JupyterHub is a web application that can provide Jupyter notebook servers to multiple users. This can allow your users to run Jupyter notebooks on one of your systems, giving them access to their data and a software environment configured for your facility. For general information on JupyterHub, see the JupyterHub documentation

SampleDB can interface with JupyterHub with the help of a notebook templating server. This way metadata stored for a sample or measurement in SampleDB can be inserted into a Jupyter notebook, which can then be run on the JupyterHub, allowing your users to start a data analysis with a few clicks.

If you do not wish to run a JupyterHub instance, you can still run the notebook templating server and configure it so that the generated notebooks can be downloaded by the users. In that case, you can skip the following step.

JupyterHub

You can find information on how to set up JupyterHub in the Get Started guide for JupyterHub. During this setup, you will pick an Authenticator and a Spawner. Depending on the Spawner, you will also have to configure how persistent storage is handled for the JupyterHub. The rest of this guide assumes that there is some form of persistent storage, which the notebook templating server can write notebooks to.

Notebook Templating Server

Depending on your specific configuration of JupyterHub, you will need to write and set up a notebook templating server.

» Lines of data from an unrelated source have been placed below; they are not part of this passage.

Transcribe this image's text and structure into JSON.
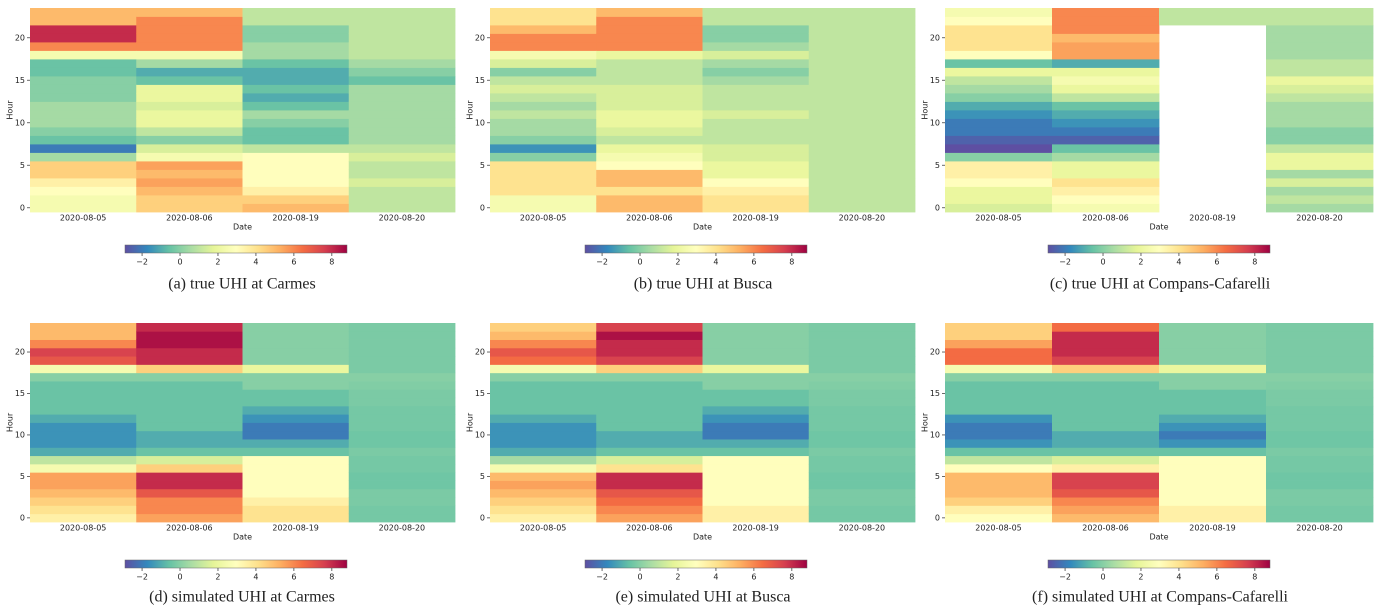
{
  "chart_data": [
    {
      "type": "heatmap",
      "title": "(a) true UHI at Carmes",
      "x_label": "Date",
      "y_label": "Hour",
      "colormap": "Spectral_r",
      "categories": [
        "2020-08-05",
        "2020-08-06",
        "2020-08-19",
        "2020-08-20"
      ],
      "y": [
        0,
        1,
        2,
        3,
        4,
        5,
        6,
        7,
        8,
        9,
        10,
        11,
        12,
        13,
        14,
        15,
        16,
        17,
        18,
        19,
        20,
        21,
        22,
        23
      ],
      "ylim": [
        -0.5,
        23.5
      ],
      "yticks": [
        0,
        5,
        10,
        15,
        20
      ],
      "clim": [
        -2.9,
        8.8
      ],
      "cticks": [
        {
          "value": -2,
          "label": "−2"
        },
        0,
        2,
        4,
        6,
        8
      ],
      "values": [
        [
          2.5,
          2.5,
          3,
          3.5,
          4.5,
          4.5,
          0.5,
          -2,
          -0.5,
          0,
          0.5,
          0.5,
          0.5,
          0,
          0,
          0,
          -0.5,
          -0.5,
          2.5,
          6,
          8,
          8,
          5,
          5
        ],
        [
          4.5,
          4.5,
          5,
          5.5,
          5,
          5.5,
          2.5,
          1.5,
          0,
          1,
          2,
          2,
          1.5,
          2,
          2,
          -0.5,
          -1,
          0.5,
          2.5,
          6,
          6,
          6,
          6,
          5
        ],
        [
          5,
          4.5,
          3.5,
          3,
          3,
          3,
          3,
          1,
          -0.5,
          -0.5,
          0,
          0.5,
          -0.5,
          -1,
          -0.5,
          -1,
          -1,
          -0.5,
          0.5,
          0.5,
          0,
          0,
          1,
          1
        ],
        [
          1,
          1,
          1,
          1.5,
          1,
          1,
          1.5,
          1,
          0.5,
          0.5,
          0.5,
          0.5,
          0.5,
          0.5,
          0.5,
          -0.5,
          0,
          0.5,
          1,
          1,
          1,
          1,
          1,
          1
        ]
      ]
    },
    {
      "type": "heatmap",
      "title": "(b) true UHI at Busca",
      "x_label": "Date",
      "y_label": "Hour",
      "colormap": "Spectral_r",
      "categories": [
        "2020-08-05",
        "2020-08-06",
        "2020-08-19",
        "2020-08-20"
      ],
      "y": [
        0,
        1,
        2,
        3,
        4,
        5,
        6,
        7,
        8,
        9,
        10,
        11,
        12,
        13,
        14,
        15,
        16,
        17,
        18,
        19,
        20,
        21,
        22,
        23
      ],
      "ylim": [
        -0.5,
        23.5
      ],
      "yticks": [
        0,
        5,
        10,
        15,
        20
      ],
      "clim": [
        -2.9,
        8.8
      ],
      "cticks": [
        {
          "value": -2,
          "label": "−2"
        },
        0,
        2,
        4,
        6,
        8
      ],
      "values": [
        [
          2.5,
          2.5,
          4,
          4,
          4,
          4,
          0,
          -1.5,
          0,
          0.5,
          0.5,
          1,
          0.5,
          1,
          1.5,
          1,
          0,
          1.5,
          2.5,
          6,
          6,
          5,
          4,
          4
        ],
        [
          5,
          5,
          4,
          5,
          5,
          3,
          2.5,
          2,
          1,
          1.5,
          2,
          2,
          1.5,
          1.5,
          1.5,
          1,
          1,
          1,
          2,
          6,
          6,
          6,
          6,
          5
        ],
        [
          4,
          4,
          3.5,
          3,
          2,
          2,
          1.5,
          1.5,
          1,
          1,
          1,
          1.5,
          1,
          1,
          1,
          0.5,
          0,
          0.5,
          1.5,
          0.5,
          0,
          0,
          1,
          1
        ],
        [
          1,
          1,
          1,
          1,
          1,
          1,
          1,
          1,
          1,
          1,
          1,
          1,
          1,
          1,
          1,
          1,
          1,
          1,
          1,
          1,
          1,
          1,
          1,
          1
        ]
      ]
    },
    {
      "type": "heatmap",
      "title": "(c) true UHI at Compans-Cafarelli",
      "x_label": "Date",
      "y_label": "Hour",
      "colormap": "Spectral_r",
      "categories": [
        "2020-08-05",
        "2020-08-06",
        "2020-08-19",
        "2020-08-20"
      ],
      "y": [
        0,
        1,
        2,
        3,
        4,
        5,
        6,
        7,
        8,
        9,
        10,
        11,
        12,
        13,
        14,
        15,
        16,
        17,
        18,
        19,
        20,
        21,
        22,
        23
      ],
      "ylim": [
        -0.5,
        23.5
      ],
      "yticks": [
        0,
        5,
        10,
        15,
        20
      ],
      "clim": [
        -2.9,
        8.8
      ],
      "cticks": [
        {
          "value": -2,
          "label": "−2"
        },
        0,
        2,
        4,
        6,
        8
      ],
      "values": [
        [
          1.5,
          2,
          2,
          3,
          3.5,
          3.5,
          0,
          -3,
          -2.5,
          -2,
          -2,
          -1.5,
          -1,
          0,
          0.5,
          1,
          2,
          -0.5,
          3,
          4,
          4,
          4,
          3,
          2.5
        ],
        [
          2.5,
          3,
          3.5,
          4,
          2,
          2,
          0.5,
          -0.5,
          -2.5,
          -2,
          -1.5,
          -1,
          -0.5,
          1,
          2,
          2.5,
          2,
          -1,
          5.5,
          5.5,
          5,
          6,
          6,
          6
        ],
        [
          null,
          null,
          null,
          null,
          null,
          null,
          null,
          null,
          null,
          null,
          null,
          null,
          null,
          null,
          null,
          null,
          null,
          null,
          null,
          null,
          null,
          null,
          1,
          1
        ],
        [
          0.5,
          1,
          0.5,
          1.5,
          0.5,
          2,
          2,
          1,
          0,
          0,
          0.5,
          0.5,
          0.5,
          1,
          1.5,
          2,
          1,
          1,
          0.5,
          0.5,
          0.5,
          0.5,
          1,
          1
        ]
      ]
    },
    {
      "type": "heatmap",
      "title": "(d) simulated UHI at Carmes",
      "x_label": "Date",
      "y_label": "Hour",
      "colormap": "Spectral_r",
      "categories": [
        "2020-08-05",
        "2020-08-06",
        "2020-08-19",
        "2020-08-20"
      ],
      "y": [
        0,
        1,
        2,
        3,
        4,
        5,
        6,
        7,
        8,
        9,
        10,
        11,
        12,
        13,
        14,
        15,
        16,
        17,
        18,
        19,
        20,
        21,
        22,
        23
      ],
      "ylim": [
        -0.5,
        23.5
      ],
      "yticks": [
        0,
        5,
        10,
        15,
        20
      ],
      "clim": [
        -2.9,
        8.8
      ],
      "cticks": [
        {
          "value": -2,
          "label": "−2"
        },
        0,
        2,
        4,
        6,
        8
      ],
      "values": [
        [
          3.5,
          4,
          4.5,
          5,
          5.5,
          5.5,
          2.5,
          1,
          -1,
          -1.5,
          -1.5,
          -1.5,
          -1,
          -0.5,
          -0.5,
          -0.5,
          -0.5,
          0,
          2.5,
          7,
          7.5,
          6,
          5,
          5
        ],
        [
          5.5,
          6,
          6,
          7,
          8,
          8,
          4.5,
          1.5,
          -0.5,
          -1,
          -1,
          -0.5,
          -0.5,
          -0.5,
          -0.5,
          -0.5,
          -0.5,
          0,
          4.5,
          8,
          8,
          8.5,
          8.5,
          8
        ],
        [
          4,
          4,
          3.5,
          3,
          3,
          3,
          3,
          3,
          -0.5,
          -1,
          -2,
          -2,
          -1.5,
          -1,
          -0.5,
          -0.5,
          0,
          0,
          2,
          0,
          0,
          0,
          0,
          0
        ],
        [
          -0.3,
          -0.3,
          -0.2,
          -0.2,
          -0.4,
          -0.4,
          -0.3,
          -0.3,
          -0.2,
          -0.4,
          -0.4,
          -0.3,
          -0.3,
          -0.3,
          -0.2,
          -0.2,
          -0.1,
          0,
          -0.2,
          -0.2,
          -0.2,
          -0.2,
          -0.2,
          -0.2
        ]
      ]
    },
    {
      "type": "heatmap",
      "title": "(e) simulated UHI at Busca",
      "x_label": "Date",
      "y_label": "Hour",
      "colormap": "Spectral_r",
      "categories": [
        "2020-08-05",
        "2020-08-06",
        "2020-08-19",
        "2020-08-20"
      ],
      "y": [
        0,
        1,
        2,
        3,
        4,
        5,
        6,
        7,
        8,
        9,
        10,
        11,
        12,
        13,
        14,
        15,
        16,
        17,
        18,
        19,
        20,
        21,
        22,
        23
      ],
      "ylim": [
        -0.5,
        23.5
      ],
      "yticks": [
        0,
        5,
        10,
        15,
        20
      ],
      "clim": [
        -2.9,
        8.8
      ],
      "cticks": [
        {
          "value": -2,
          "label": "−2"
        },
        0,
        2,
        4,
        6,
        8
      ],
      "values": [
        [
          3.5,
          4,
          4.5,
          5,
          5.5,
          5,
          2.5,
          0.5,
          -1,
          -1.5,
          -1.5,
          -1.5,
          -1,
          -0.5,
          -0.5,
          -0.5,
          -0.5,
          0,
          2.5,
          6.5,
          7,
          6,
          5,
          4.5
        ],
        [
          5.5,
          6,
          6.5,
          7,
          8,
          8,
          4,
          1.5,
          -0.5,
          -1,
          -1,
          -0.5,
          -0.5,
          -0.5,
          -0.5,
          -0.5,
          -0.5,
          0,
          4.5,
          7.5,
          8,
          8,
          8.5,
          7.5
        ],
        [
          3.5,
          3.5,
          3,
          3,
          3,
          3,
          3,
          3,
          -0.5,
          -1,
          -2,
          -2,
          -1.5,
          -1,
          -0.5,
          -0.5,
          0,
          0,
          2,
          0,
          0,
          0,
          0,
          0
        ],
        [
          -0.3,
          -0.3,
          -0.2,
          -0.2,
          -0.4,
          -0.4,
          -0.3,
          -0.3,
          -0.2,
          -0.4,
          -0.4,
          -0.3,
          -0.3,
          -0.3,
          -0.2,
          -0.2,
          -0.1,
          0,
          -0.2,
          -0.2,
          -0.2,
          -0.2,
          -0.2,
          -0.2
        ]
      ]
    },
    {
      "type": "heatmap",
      "title": "(f) simulated UHI at Compans-Cafarelli",
      "x_label": "Date",
      "y_label": "Hour",
      "colormap": "Spectral_r",
      "categories": [
        "2020-08-05",
        "2020-08-06",
        "2020-08-19",
        "2020-08-20"
      ],
      "y": [
        0,
        1,
        2,
        3,
        4,
        5,
        6,
        7,
        8,
        9,
        10,
        11,
        12,
        13,
        14,
        15,
        16,
        17,
        18,
        19,
        20,
        21,
        22,
        23
      ],
      "ylim": [
        -0.5,
        23.5
      ],
      "yticks": [
        0,
        5,
        10,
        15,
        20
      ],
      "clim": [
        -2.9,
        8.8
      ],
      "cticks": [
        {
          "value": -2,
          "label": "−2"
        },
        0,
        2,
        4,
        6,
        8
      ],
      "values": [
        [
          3,
          3.5,
          4.5,
          5,
          5,
          5,
          3,
          1,
          -0.5,
          -1.5,
          -2,
          -2,
          -1.5,
          -0.5,
          -0.5,
          -0.5,
          -0.5,
          0,
          2.5,
          6.5,
          6.5,
          5.5,
          4.5,
          4.5
        ],
        [
          5,
          5.5,
          6,
          7,
          7.5,
          7.5,
          3.5,
          1.5,
          -0.5,
          -1,
          -1,
          -0.5,
          -0.5,
          -0.5,
          -0.5,
          -0.5,
          -0.5,
          0,
          4.5,
          7.5,
          8,
          8,
          8,
          6.5
        ],
        [
          3.5,
          3.5,
          3,
          3,
          3,
          3,
          3,
          3,
          -0.5,
          -1.5,
          -2,
          -1.5,
          -1,
          -0.5,
          -0.5,
          -0.5,
          0,
          0,
          2,
          0,
          0,
          0,
          0,
          0
        ],
        [
          -0.3,
          -0.3,
          -0.2,
          -0.2,
          -0.4,
          -0.4,
          -0.3,
          -0.3,
          -0.2,
          -0.4,
          -0.4,
          -0.3,
          -0.3,
          -0.3,
          -0.2,
          -0.2,
          -0.1,
          0,
          -0.2,
          -0.2,
          -0.2,
          -0.2,
          -0.2,
          -0.2
        ]
      ]
    }
  ]
}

SampleDB will redirect the user to a URL containing the name of the desired template, e.g.: https://jupyterhub.example.com/templates/t/some_instrument/data_analysis.ipynb In this example:

  • https://jupyterhub.example.com/templates/ is the base URL of a notebook templating server,

  • /t/ is a separator, and

  • /some_instrument/data_analysis.ipynb is the name of the template.

The selected metadata will be sent as an urlencoded form parameter in the request body, e.g. {"measurement_name": "Experiment-12345"} would be sent as params=%7B%measurement_name%22%3A+%22Experiment-12345%22%7D.

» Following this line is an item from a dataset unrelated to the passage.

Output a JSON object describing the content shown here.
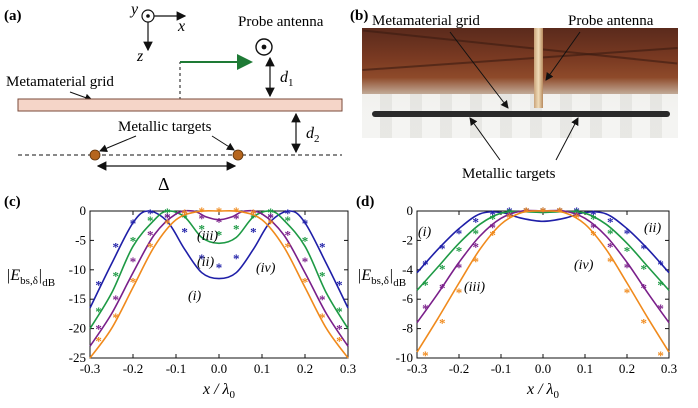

The templating server will check if the requested template exists and if so, ask the user for confirmation and will insert the properties in params into the notebook as a new cell. The resulting notebook is then stored on the persistent storage for your JupyterHub and the user is redirected to it.

If the name of a template contains a parameter name in braces, e.g. Data_Analysis_{measurement_name}.ipynb, then the value of that parameter is inserted into the name when generating the notebook.

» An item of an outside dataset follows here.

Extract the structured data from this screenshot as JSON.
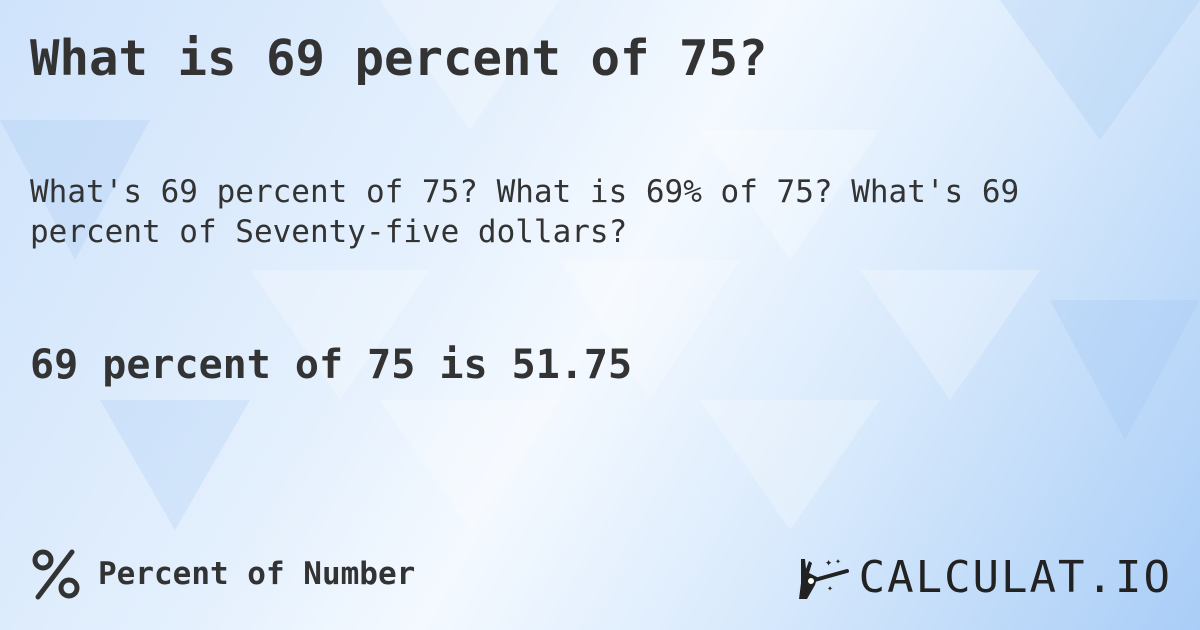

For more information and a Flask blueprint for writing a server for your JupyterHub instance, see the notebook_templates project page.

Notebook Templates

The notebook templates themselves are simply regular Jupyter notebooks, which expect some variables to be defined in the cell inserted by the templating server. A template might, for example, rely on the path to a data file being passed to it as a parameter and then open that file for analysis.

SampleDB configuration

To configure SampleDB to use your JupyterHub and the notebook templating server, you should set the SAMPLEDB_JUPYTERHUB_NAME, SAMPLEDB_JUPYTERHUB_URL and SAMPLEDB_JUPYTERHUB_TEMPLATES_URL configuration values. For actions with a notebook template, SampleDB will then add a button for creating a Jupyter notebook.

Actions

Notebook templates are defined for each action, as they depend on the type of metadata that’s available. Notebook templates are added to the schema as the top-level property notebookTemplates, which contains a list of objects.

Each of the objects represents one notebook template, with a title, its relative url and a its params. Each template parameter in params is mapped to the path to the actual data in the schema as a list of keys, as shown in the following example:

"notebookTemplates": [
  {
    "title": "Data Analysis",
    "url": "some_instrument/data_analysis.ipynb",
    "params": {
      "measurement_name": [
        "name",
        "text"
      ],
      "created": [
        "created",
        "utc_datetime"
      ]
    }
  }
]

Here the template parameter measurement_name will be filled with the text of the name property of an existing object, and the parameter created will contain the value of the created property as a string containing the UTC datetime.